Wir müssen die Architektur reparieren, der Rolling-Window-Kontext ist kein Agentenspeicher 🧵
1/rollender Fensterkontext ist nicht der Agentenspeicher. Die meisten Menschen, die mit KI-Agenten arbeiten, wissen nicht, was der Unterschied ist. Und das zerstört ihre Produkte.
Ein rollierendes Fenster ist genau das, was das LLM gerade sehen kann. (vorübergehend. zustandslos. blind außerhalb des Fensters.) Es ist das aktive Gespräch (Tokens rein, Tokens raus). Sobald etwas über das Limit hinaus scrollt, ist es weg. Komplett. Das Modell hat keine Ahnung, dass es jemals existiert hat.

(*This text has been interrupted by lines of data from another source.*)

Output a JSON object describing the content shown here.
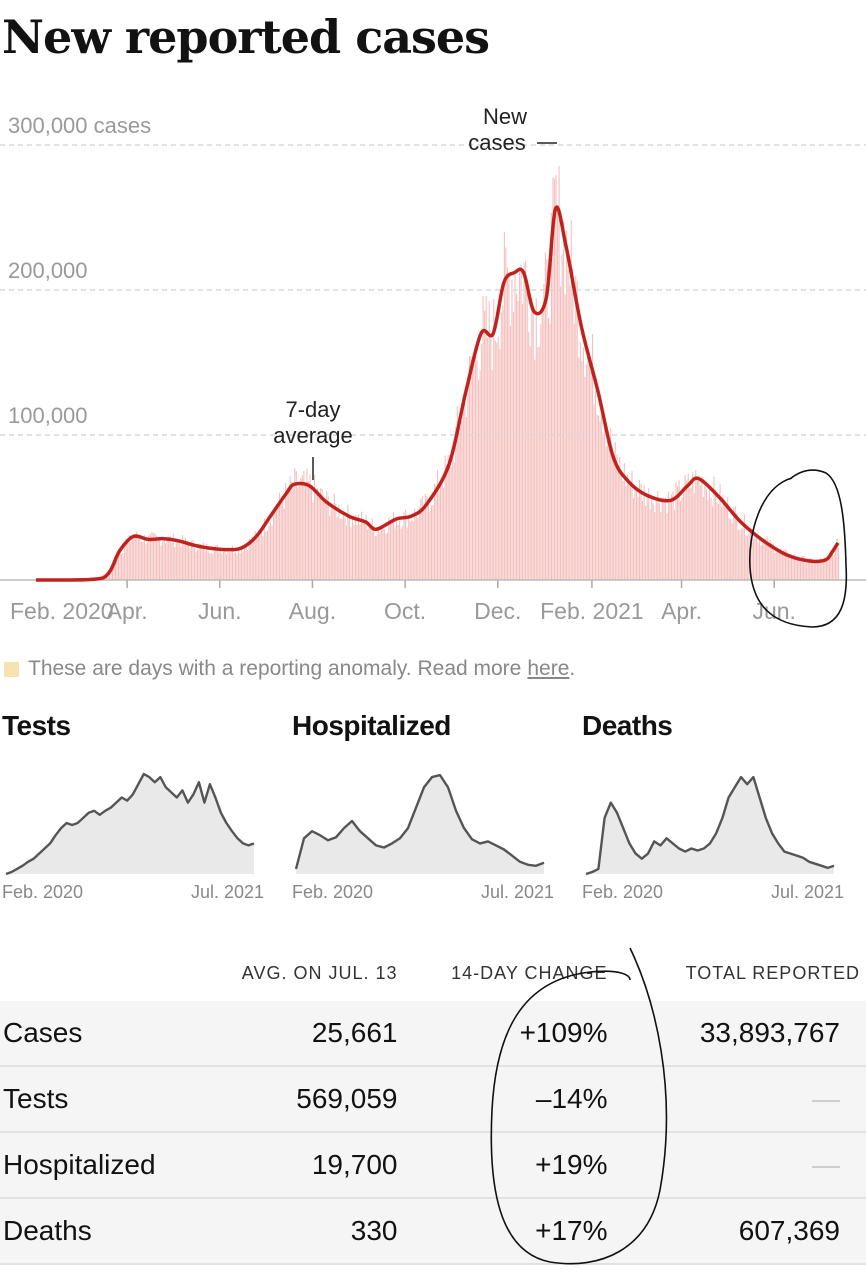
{
  "title": "New reported cases",
  "chart_data": {
    "type": "bar",
    "ylabel": "cases",
    "ylim": [
      0,
      300000
    ],
    "y_ticks": [
      "300,000 cases",
      "200,000",
      "100,000"
    ],
    "x_ticks": [
      "Feb. 2020",
      "Apr.",
      "Jun.",
      "Aug.",
      "Oct.",
      "Dec.",
      "Feb. 2021",
      "Apr.",
      "Jun."
    ],
    "annotations": {
      "bars": "New cases",
      "line_line1": "7-day",
      "line_line2": "average"
    },
    "series": [
      {
        "name": "7-day average",
        "points": [
          [
            "2020-02-01",
            0
          ],
          [
            "2020-03-10",
            500
          ],
          [
            "2020-03-20",
            5000
          ],
          [
            "2020-03-27",
            20000
          ],
          [
            "2020-04-05",
            30000
          ],
          [
            "2020-04-15",
            28000
          ],
          [
            "2020-04-25",
            28500
          ],
          [
            "2020-05-05",
            27000
          ],
          [
            "2020-05-15",
            24000
          ],
          [
            "2020-05-25",
            22000
          ],
          [
            "2020-06-05",
            21000
          ],
          [
            "2020-06-15",
            22000
          ],
          [
            "2020-06-25",
            30000
          ],
          [
            "2020-07-05",
            45000
          ],
          [
            "2020-07-15",
            60000
          ],
          [
            "2020-07-20",
            66000
          ],
          [
            "2020-07-30",
            65000
          ],
          [
            "2020-08-10",
            54000
          ],
          [
            "2020-08-25",
            44000
          ],
          [
            "2020-09-05",
            40000
          ],
          [
            "2020-09-12",
            35000
          ],
          [
            "2020-09-25",
            42000
          ],
          [
            "2020-10-05",
            44000
          ],
          [
            "2020-10-15",
            52000
          ],
          [
            "2020-10-30",
            80000
          ],
          [
            "2020-11-10",
            130000
          ],
          [
            "2020-11-20",
            170000
          ],
          [
            "2020-11-28",
            170000
          ],
          [
            "2020-12-05",
            205000
          ],
          [
            "2020-12-12",
            212000
          ],
          [
            "2020-12-18",
            212000
          ],
          [
            "2020-12-25",
            185000
          ],
          [
            "2021-01-02",
            195000
          ],
          [
            "2021-01-08",
            256000
          ],
          [
            "2021-01-15",
            230000
          ],
          [
            "2021-01-25",
            175000
          ],
          [
            "2021-02-05",
            130000
          ],
          [
            "2021-02-15",
            85000
          ],
          [
            "2021-02-25",
            68000
          ],
          [
            "2021-03-10",
            58000
          ],
          [
            "2021-03-25",
            55000
          ],
          [
            "2021-04-05",
            65000
          ],
          [
            "2021-04-12",
            70000
          ],
          [
            "2021-04-25",
            58000
          ],
          [
            "2021-05-10",
            40000
          ],
          [
            "2021-05-25",
            27000
          ],
          [
            "2021-06-10",
            17000
          ],
          [
            "2021-06-25",
            13000
          ],
          [
            "2021-07-05",
            14000
          ],
          [
            "2021-07-09",
            19000
          ],
          [
            "2021-07-13",
            25661
          ]
        ]
      }
    ],
    "note": {
      "text": "These are days with a reporting anomaly. Read more",
      "link": "here",
      "end": "."
    },
    "colors": {
      "line": "#c0231e",
      "bars": "#f2b4b1",
      "anomaly": "#f7e3b0",
      "grid": "#dddddd"
    }
  },
  "minis": [
    {
      "title": "Tests",
      "tick_start": "Feb. 2020",
      "tick_end": "Jul. 2021",
      "shape": [
        0,
        0.02,
        0.05,
        0.08,
        0.12,
        0.15,
        0.2,
        0.25,
        0.3,
        0.38,
        0.45,
        0.5,
        0.48,
        0.5,
        0.55,
        0.6,
        0.62,
        0.58,
        0.62,
        0.65,
        0.7,
        0.75,
        0.72,
        0.78,
        0.88,
        0.98,
        0.95,
        0.9,
        0.95,
        0.85,
        0.8,
        0.75,
        0.82,
        0.7,
        0.78,
        0.9,
        0.7,
        0.88,
        0.75,
        0.6,
        0.5,
        0.42,
        0.35,
        0.3,
        0.28,
        0.3
      ]
    },
    {
      "title": "Hospitalized",
      "tick_start": "Feb. 2020",
      "tick_end": "Jul. 2021",
      "shape": [
        0.05,
        0.35,
        0.42,
        0.38,
        0.33,
        0.36,
        0.45,
        0.52,
        0.42,
        0.35,
        0.28,
        0.26,
        0.3,
        0.35,
        0.45,
        0.65,
        0.85,
        0.95,
        0.97,
        0.85,
        0.62,
        0.45,
        0.34,
        0.3,
        0.32,
        0.28,
        0.24,
        0.18,
        0.12,
        0.09,
        0.08,
        0.11
      ]
    },
    {
      "title": "Deaths",
      "tick_start": "Feb. 2020",
      "tick_end": "Jul. 2021",
      "shape": [
        0,
        0.02,
        0.05,
        0.55,
        0.7,
        0.6,
        0.45,
        0.3,
        0.2,
        0.15,
        0.2,
        0.32,
        0.28,
        0.35,
        0.3,
        0.25,
        0.22,
        0.25,
        0.23,
        0.25,
        0.3,
        0.4,
        0.55,
        0.75,
        0.85,
        0.95,
        0.88,
        0.95,
        0.75,
        0.55,
        0.4,
        0.3,
        0.22,
        0.2,
        0.18,
        0.16,
        0.12,
        0.1,
        0.08,
        0.06,
        0.08
      ]
    }
  ],
  "table": {
    "headers": [
      "AVG. ON JUL. 13",
      "14-DAY CHANGE",
      "TOTAL REPORTED"
    ],
    "rows": [
      {
        "name": "Cases",
        "avg": "25,661",
        "change": "+109%",
        "total": "33,893,767"
      },
      {
        "name": "Tests",
        "avg": "569,059",
        "change": "–14%",
        "total": "—"
      },
      {
        "name": "Hospitalized",
        "avg": "19,700",
        "change": "+19%",
        "total": "—"
      },
      {
        "name": "Deaths",
        "avg": "330",
        "change": "+17%",
        "total": "607,369"
      }
    ]
  }
}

3/Agentenspeicher ist etwas ganz anderes. (Es ist der Unterschied zwischen RAM und einer Festplatte.) Es ist explizite Speicherung (Fakten, Präferenzen, vergangene Interaktionen), die außerhalb des Modells lebt. Sie kann abgefragt, aktualisiert und gelöscht werden. Sie überlebt das Ende von Sitzungen.

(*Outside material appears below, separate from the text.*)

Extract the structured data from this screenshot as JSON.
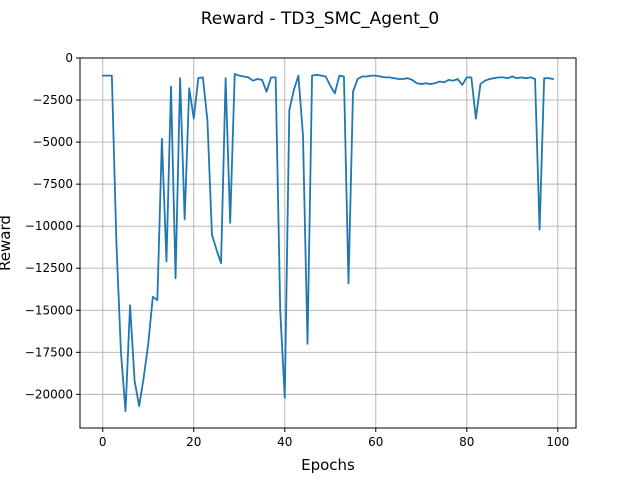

4/ohne echtes Gedächtnis lernen Agenten nicht tatsächlich aus vergangenen Gesprächen. (es ist nur eine sehr selbstbewusste Halluzination.) Was sie stattdessen tun, ist raten. Sie erkennen Muster im aktuellen Fenster und faken Kontinuität. Es sieht kohärent aus. Ist es aber nicht.
5/Die Vermischung der beiden ist der Punkt, an dem die Dinge stillschweigend schiefgehen. Du gehst davon aus, dass dein Agent die Vorlieben des Nutzers kennt. Das tut er nicht (das ist nur der Kontext, der vor zwei Sitzungen ausgeblendet wurde). Es schien, als würde er sich erinnern. Es arbeitete nur mit dem, was ihm vorlag.
Ihr Agent ist nicht kaputt. Er hatte einfach von Anfang an kein Gedächtnis.